Instructor: Prof. Seth Fogarty
Email: sfogarty@trinity.edu
Office: CSI 270M
Office Hours: Posted on webpage
Meets: MWF 11:30 and 1:30 in CSI 257
Textbook: Learn You a Haskell for Great Good (Available free online)
The purpose of this course is to introduce the theory, practice, and design principles of functional programming. Functional programming views computation as the calculation of mathematical functions. We will be using Haskell, a purely-functional, strongly-typed, lazily-evaluated language. The course is taught using a problem-driven design, where programming concepts are introduced in a just-in-time fashion. Many of the problems will come from artificial intelligence and programming languages. This course is designed for computer science majors, and will cover a variety of topics.
Functional programming in the small: How to create small, purely functional programs in a strongly typed language. Types include tuples, records, disjoint types, recursive types, type classes, and monads. Programming techniques include pattern matching, recursion, higher-order functions, and I/O.
Functional program design: How to design larger functional programs, as embodied by a larger end-of semester project that will result in a command-line program of some complexity.
Data parallelism: Functional languages naturally support parallel evaluation with no possibility of altering the output, including parallel evaluation of arguments and the map/reduce framework.

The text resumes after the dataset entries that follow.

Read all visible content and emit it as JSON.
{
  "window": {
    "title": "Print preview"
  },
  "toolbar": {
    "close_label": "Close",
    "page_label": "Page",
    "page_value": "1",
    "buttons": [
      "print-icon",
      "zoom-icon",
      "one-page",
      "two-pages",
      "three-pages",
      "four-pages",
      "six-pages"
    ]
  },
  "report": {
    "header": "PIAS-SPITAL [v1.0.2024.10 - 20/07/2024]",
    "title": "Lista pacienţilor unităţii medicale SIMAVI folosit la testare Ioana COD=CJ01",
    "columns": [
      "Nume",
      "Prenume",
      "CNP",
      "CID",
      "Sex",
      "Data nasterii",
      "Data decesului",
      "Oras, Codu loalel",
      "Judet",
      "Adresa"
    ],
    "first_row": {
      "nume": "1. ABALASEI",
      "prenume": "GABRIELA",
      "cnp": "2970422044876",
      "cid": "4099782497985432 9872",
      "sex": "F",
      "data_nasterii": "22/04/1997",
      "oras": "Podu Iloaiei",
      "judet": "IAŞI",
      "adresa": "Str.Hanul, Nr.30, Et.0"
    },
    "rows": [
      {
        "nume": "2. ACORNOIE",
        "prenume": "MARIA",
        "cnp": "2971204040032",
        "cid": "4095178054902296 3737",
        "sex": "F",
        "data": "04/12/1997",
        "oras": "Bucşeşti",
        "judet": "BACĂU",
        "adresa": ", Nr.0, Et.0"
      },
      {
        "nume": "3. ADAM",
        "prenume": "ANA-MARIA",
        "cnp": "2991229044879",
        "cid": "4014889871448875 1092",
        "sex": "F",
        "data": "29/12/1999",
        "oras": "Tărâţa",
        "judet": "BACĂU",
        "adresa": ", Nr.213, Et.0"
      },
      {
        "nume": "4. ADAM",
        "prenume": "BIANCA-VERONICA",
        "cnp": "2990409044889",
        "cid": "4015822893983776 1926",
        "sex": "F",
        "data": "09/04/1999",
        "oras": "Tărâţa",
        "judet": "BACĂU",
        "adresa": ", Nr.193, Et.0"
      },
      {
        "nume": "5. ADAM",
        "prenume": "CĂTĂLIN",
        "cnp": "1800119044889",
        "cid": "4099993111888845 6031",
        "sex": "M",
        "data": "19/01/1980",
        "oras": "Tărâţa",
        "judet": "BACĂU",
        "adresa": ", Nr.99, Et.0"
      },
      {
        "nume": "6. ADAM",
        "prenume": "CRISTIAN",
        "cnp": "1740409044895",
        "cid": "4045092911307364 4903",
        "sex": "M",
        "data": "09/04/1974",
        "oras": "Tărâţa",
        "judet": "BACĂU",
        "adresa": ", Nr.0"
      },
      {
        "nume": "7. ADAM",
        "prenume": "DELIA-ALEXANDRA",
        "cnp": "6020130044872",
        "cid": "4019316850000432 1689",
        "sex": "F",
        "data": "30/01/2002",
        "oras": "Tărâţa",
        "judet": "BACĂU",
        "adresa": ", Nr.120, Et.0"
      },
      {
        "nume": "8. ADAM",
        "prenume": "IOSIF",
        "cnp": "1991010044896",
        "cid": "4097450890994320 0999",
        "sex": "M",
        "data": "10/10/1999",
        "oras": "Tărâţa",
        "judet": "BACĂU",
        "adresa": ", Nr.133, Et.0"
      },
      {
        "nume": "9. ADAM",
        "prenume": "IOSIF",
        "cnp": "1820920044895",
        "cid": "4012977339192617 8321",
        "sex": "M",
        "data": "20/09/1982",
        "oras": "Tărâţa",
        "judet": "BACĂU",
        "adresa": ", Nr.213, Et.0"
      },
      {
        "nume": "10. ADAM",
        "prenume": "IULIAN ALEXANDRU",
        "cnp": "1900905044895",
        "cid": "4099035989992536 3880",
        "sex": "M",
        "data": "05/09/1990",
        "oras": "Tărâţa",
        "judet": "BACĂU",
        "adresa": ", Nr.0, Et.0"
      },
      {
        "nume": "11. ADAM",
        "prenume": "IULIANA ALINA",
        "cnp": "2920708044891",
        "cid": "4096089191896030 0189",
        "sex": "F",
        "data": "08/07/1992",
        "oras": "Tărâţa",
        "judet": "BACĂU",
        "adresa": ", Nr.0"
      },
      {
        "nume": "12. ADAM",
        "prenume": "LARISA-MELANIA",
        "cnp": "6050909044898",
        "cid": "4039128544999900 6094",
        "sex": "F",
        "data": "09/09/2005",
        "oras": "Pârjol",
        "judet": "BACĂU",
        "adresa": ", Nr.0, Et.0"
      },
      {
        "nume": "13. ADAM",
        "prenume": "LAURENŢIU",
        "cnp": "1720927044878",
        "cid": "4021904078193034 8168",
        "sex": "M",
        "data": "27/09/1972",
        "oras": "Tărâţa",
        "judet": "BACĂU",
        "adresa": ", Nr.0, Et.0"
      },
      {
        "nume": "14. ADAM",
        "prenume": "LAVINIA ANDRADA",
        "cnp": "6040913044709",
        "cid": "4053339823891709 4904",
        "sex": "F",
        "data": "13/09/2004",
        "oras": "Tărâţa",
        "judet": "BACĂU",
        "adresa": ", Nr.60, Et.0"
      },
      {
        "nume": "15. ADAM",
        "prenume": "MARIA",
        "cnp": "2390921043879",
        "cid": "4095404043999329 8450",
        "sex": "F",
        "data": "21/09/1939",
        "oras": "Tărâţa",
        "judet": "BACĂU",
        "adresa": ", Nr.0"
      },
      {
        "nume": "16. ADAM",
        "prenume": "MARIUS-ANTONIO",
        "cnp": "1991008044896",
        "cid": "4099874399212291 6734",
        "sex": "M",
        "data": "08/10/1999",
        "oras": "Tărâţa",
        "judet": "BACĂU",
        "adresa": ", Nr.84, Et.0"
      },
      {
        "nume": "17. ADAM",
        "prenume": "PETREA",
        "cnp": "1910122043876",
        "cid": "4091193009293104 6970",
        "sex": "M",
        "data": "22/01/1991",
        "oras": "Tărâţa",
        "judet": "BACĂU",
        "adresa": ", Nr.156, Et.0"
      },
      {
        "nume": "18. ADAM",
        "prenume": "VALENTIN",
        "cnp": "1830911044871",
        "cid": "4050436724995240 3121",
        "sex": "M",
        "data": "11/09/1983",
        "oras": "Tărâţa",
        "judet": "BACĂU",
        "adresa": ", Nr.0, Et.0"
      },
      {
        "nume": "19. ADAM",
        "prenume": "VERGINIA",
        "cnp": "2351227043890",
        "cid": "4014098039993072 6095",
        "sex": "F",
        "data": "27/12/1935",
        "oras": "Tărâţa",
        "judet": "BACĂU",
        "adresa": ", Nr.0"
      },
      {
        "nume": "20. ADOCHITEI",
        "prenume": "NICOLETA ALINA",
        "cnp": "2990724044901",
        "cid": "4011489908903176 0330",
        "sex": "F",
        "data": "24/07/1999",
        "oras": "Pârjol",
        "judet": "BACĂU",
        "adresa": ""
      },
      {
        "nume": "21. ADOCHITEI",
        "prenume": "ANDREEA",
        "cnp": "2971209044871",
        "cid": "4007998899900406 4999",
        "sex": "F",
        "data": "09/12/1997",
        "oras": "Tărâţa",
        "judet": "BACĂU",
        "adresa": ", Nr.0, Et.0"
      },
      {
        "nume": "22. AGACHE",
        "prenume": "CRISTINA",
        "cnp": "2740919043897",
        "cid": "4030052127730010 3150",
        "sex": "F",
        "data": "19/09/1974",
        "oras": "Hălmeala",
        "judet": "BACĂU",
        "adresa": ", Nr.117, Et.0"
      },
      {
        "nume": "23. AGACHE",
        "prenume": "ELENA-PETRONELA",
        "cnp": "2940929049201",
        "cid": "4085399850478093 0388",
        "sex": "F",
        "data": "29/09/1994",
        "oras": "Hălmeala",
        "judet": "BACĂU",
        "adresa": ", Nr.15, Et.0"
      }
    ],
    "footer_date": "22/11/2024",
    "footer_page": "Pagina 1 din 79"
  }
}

The primary objective of this course is not to make the student a proficient Haskell programmer, but to make them better problem solvers in whatever language they use. In specific, this course stresses:
Decomposition: Breaking a problem into logical sub-problems to produce readable, coherent, and maintainable programs.
Abstraction: Writing concise, expressive programs that embody computation at a high level.
Recursion: Solving a problem by decomposing it into smaller problems of the same type, as well as data structures composed of smaller instances of the same type of structure.
This course meets three times a week, and is structured around in-class activities, individual programming projects, and a significant group project.
Class Activities: Each class will contain at least one problem, and some days will be devoted to longer activities or in-class assignments.
Individual Projects: There will be a series of individual programming projects in the first half of the semester covering functional programming constructs.
Group Projects: There will be a large group project in the second half of the semester. You will implement a command-line solver for a two-player game of perfect information.
Students are expected by abide the Trinity University Honor code. Students must complete individual projects individually. Collaboration via whiteboard or paper is explicitly allowed on individual projects, but all code must be written alone. When collaborating remotely students are permitted to use collaborative documents such as Google Docs, online whiteboards, and similar non-development tools. However, code must be manually transcribed to/from such tools, and may not be "copy-pasted" from collaborative documents. Students may not look at each other's code, either in-person or via a shared screen, unless it has been manually transcribed to paper, whiteboard, or a collaborative document. Further, the use of computers, tablets, or cell phones during class is prohibited outside of class activities.
Students are expected to attend all regular classes. Students who will miss class should notify me by email before their absence. Under the COSB, absences for religious observations and University-sponsored activates are fully excused. For the duration of the COVID-19 pandemic, students who are ill will be fully excused from classes. While the University is mandating masks indoors, students whose masks are not worn properly will be asked to leave class. This will be marked against attendance.
In line with the Trinity University policy on equal access and equal opportunity, this course will be made accessible to all students. Any student who feels they may need accommodations based on the impact of a disability or long illness should contact me and the office of Student Accessibility Services to discuss your specific needs.
Please be aware that all classroom instruction, including student participation in classroom activities, is subject to recording and dissemination on secure University systems. The recordings will be made available only to students enrolled in the course to facilitate online learning and review. Students are expressly prohibited from capturing or copying classroom recordings by any means; violations will be subject to disciplinary action. Instructors who wish to use a recording outside of class must obtain the written consent of any students who are personally identifiable in the recording.